# Roo Before and After



## enigma731 (Aug 12, 2011)

The first picture was taken by the rescue a few days after she was surrendered. It's not pretty to look at, but when I saw it on their site, I fell in love with her spirit and determination. I also think it's a great voice for why we so desperately need more responsible small bird owners, and people willing to rescue the less flashy species. 










One week after rescue:










Two weeks after I adopted her, about 5 weeks after rescue:



















And a few days ago:


----------



## xoxsarahxox (Dec 13, 2010)

Wow I would of fallen in love with her too Kudos to you for taking her in, she looks gorgeous now with all her feathers back!


----------



## roxy culver (May 27, 2010)

I agree!!! Gorgeous!


----------



## lperry82 (Aug 2, 2010)

Aww so cute and gorgeous


----------



## enigma731 (Aug 12, 2011)

Thanks, guys! She has beautiful pearling on her back, too, which is how we figured out she's a hen. I think she will always have some bald patches on her shoulders, but that's okay!


----------



## Raheel (Aug 22, 2011)

what happened to her???


----------



## RexiesMuM (Sep 7, 2011)

Shes very beautiful =D


----------



## geenz (Apr 4, 2011)

Aw what a pretty girl, clearly she's happy in her new home!


----------



## soul1searcher (Aug 31, 2011)

awww well done mate she has come on leaps and bounds im so pleased for you ! she looks amazingly healthy now ! i cant believe how she looked when you first got her stories like this realy touch my heart


----------



## DyArianna (Aug 7, 2011)

Kudos to you! She's such a beautiful spirit. Awww... what progress!


----------



## enigma731 (Aug 12, 2011)

I should also add that it's only been about two months since she was surrendered by her previous owner, so she's still coming along. I think it's amazing progress for such a short time. She's also molting now, which is incredibly ironic since she JUST grew all those feathers back in. But at the same time it's good, because her tail and flight feathers are really mangled from before. I can't wait for them to grow back healthy. 

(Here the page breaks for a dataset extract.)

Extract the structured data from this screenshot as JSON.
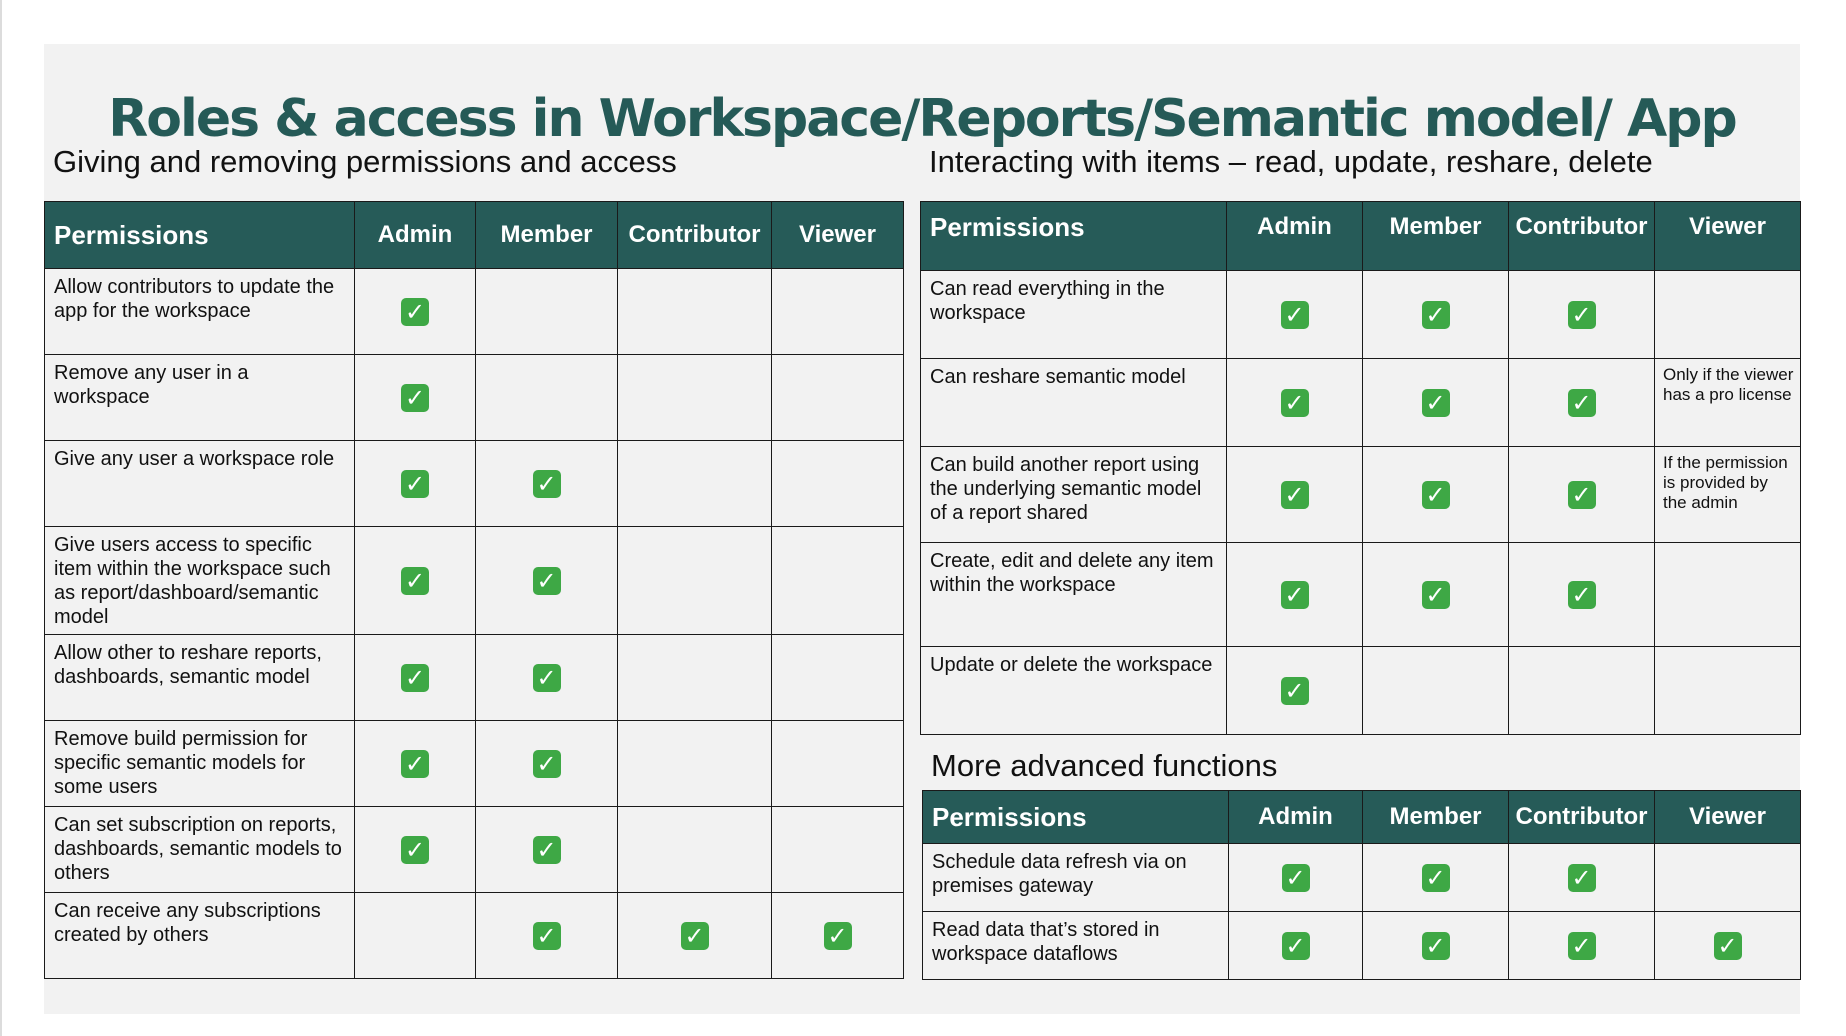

Raheel -- She was kept for the first four years of her life in a 12"x8" cage with two other 'tiels, no perches, and nothing to eat but millet. The other two plucked her bald. The rescue told me that on the day she was surrendered, she was covered in blood and did not have the muscle strength to stand on a perch. 

soul1searcher -- She really touched my heart too, especially in that first picture. I was already working with the rescue when they got her, and as soon as they posted that picture, I told them I wanted her.  My only regret is that I couldn't also adopt the other 9 that were surrendered with her. Someday I hope to have a full bird room with only rescued 'tiels.


----------



## clem&peeps (Nov 17, 2009)

I Think you are awesome for taking her in  She looks amazing, good job!


----------



## morla (Aug 15, 2011)

hES so cute!


----------



## enigma731 (Aug 12, 2011)

Thank you! It's definitely been a rollercoaster figuring out all her issues, but I'd do it again in a heartbeat.


----------